Deemer Clause – 29 U.S.C. § 1144(b)(2)(B) (2000). Prevents states from “opting out” of federal preemption of employee benefit law by “deeming” Plans to be the subject of the saving clause. States may not deem self-funded employee benefit Plans to be insurance companies or engaged in business of insurance for purposes of direct state regulation.
Neither an employee benefit Plan described in § 1003(a) of this title, which is not exempt under § 1003(b) of this title, (other than a Plan established primarily for the purpose of providing death benefits), nor any trust established under such a Plan, shall be deemed to be an insurance company or other insurer…or to be engaged in the business of insurance…for purposes of any law of any state purporting to regulate insurance companies, [or] insurance contracts.

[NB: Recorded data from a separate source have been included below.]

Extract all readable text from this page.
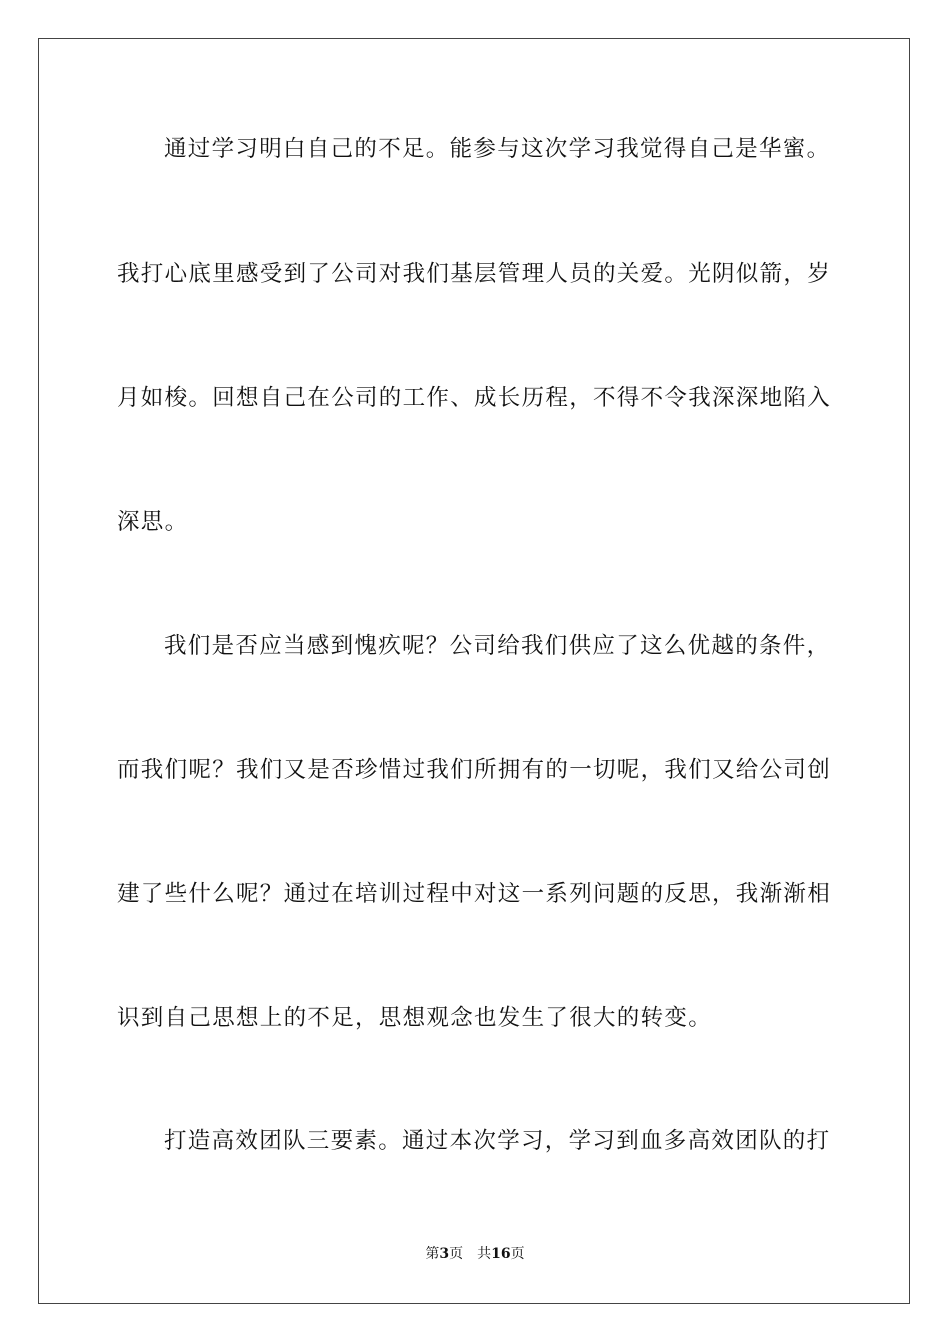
通过学习明白自己的不足。能参与这次学习我觉得自己是华蜜。
我打心底里感受到了公司对我们基层管理人员的关爱。光阴似箭，岁
月如梭。回想自己在公司的工作、成长历程，不得不令我深深地陷入
深思。
我们是否应当感到愧疚呢？公司给我们供应了这么优越的条件，
而我们呢？我们又是否珍惜过我们所拥有的一切呢，我们又给公司创
建了些什么呢？通过在培训过程中对这一系列问题的反思，我渐渐相
识到自己思想上的不足，思想观念也发生了很大的转变。
打造高效团队三要素。通过本次学习，学习到血多高效团队的打
第3页 共16页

The “preemption clause” establishes as an area of exclusive federal concern the subject of every state law that “relates to” a Plan. The “saving clause” returns to the State the power to enforce state laws which “regulate insurance,” except as provided in the “deemer clause,” under which a Plan may not be “deemed” an insurer for the purpose of state laws “purporting to regulate” insurance companies or contracts. The 2nd Circuit held that the need for uniformity in the administration of ERISA Plans in every jurisdiction is not a “novel, avoidable, or dispositive concern.” It is the inevitable result of the congressional decision to “save” local insurance regulation from preemption. It held that Wurtz controls and ERISA does not preempt § 5-335.
Lastly, the 2nd Circuit held that the fact that the Plan required Connecticut law to construe the Plan was not controlling. Although choice-of-law provisions are generally enforceable, the court held that Connecticut law was not applicable to the specific question posed by this appeal – whether Aetna could reduce benefits by the net recovery of the beneficiary. It held that § 5-335 did not fall under the express terms of the Plan’s choice-of-law provision, because the choice-of-law provision in the Plan referred only to how the Plan is “construed”, and § 5-335 does not modify how Plans are “construed.” Instead, the statute is a “limitation of reimbursement and subrogation claims.” It provides a rule to which all contracts between an insurer and an insured must adhere, and says nothing about the construction of the language in a Plan. The court justified its strained interpretation by suggesting that Aetna’s position that any law resulting in a change in a Plan participant’s benefit level necessarily “construes” that Plan stretches the definition of “construe” to the breaking point. They further justified the decision with the irrelevant consideration that “Aetna can hardly be ‘surprised’ by the emergence of § 5-335 in its dispute with a New York resident who settled a personal injury claim arising in New York.” The court recognized that:
Aetna’s concern that administrative burdens involved in becoming familiar with the anti-subrogation laws of each state, we do not deal here with a local business tripped up by an unusual law from another state on an obscure topic. Aetna is a well-established and sophisticated insurer that operates nationwide, is subject to varying state laws in other aspects of its business, and cannot but be aware that anti-subrogation laws are a subject of division among the states.
In short, the plaintiff-friendly 2nd Circuit weakened ERISA because it felt that (1) the need for uniformity in the administration of ERISA Plans in every jurisdiction is not a “novel, avoidable, or dispositive concern”, and (2) Aetna shouldn’t be “surprised” that New York had an anti-subrogation statute. Neither justification appears to be legitimate given the Congressional intent behind ERISA’s preemption provision, which was intended to establish a uniform administrative scheme which provides a set of standard procedures to guide processing of claims and disbursement of benefits. A uniform administrative scheme serves to minimize administrative and financial burdens by avoiding the need to tailor Plans to the peculiarities of the law of each state. It remains to be seen if this questionable decision is appealed to the U.S. Supreme Court.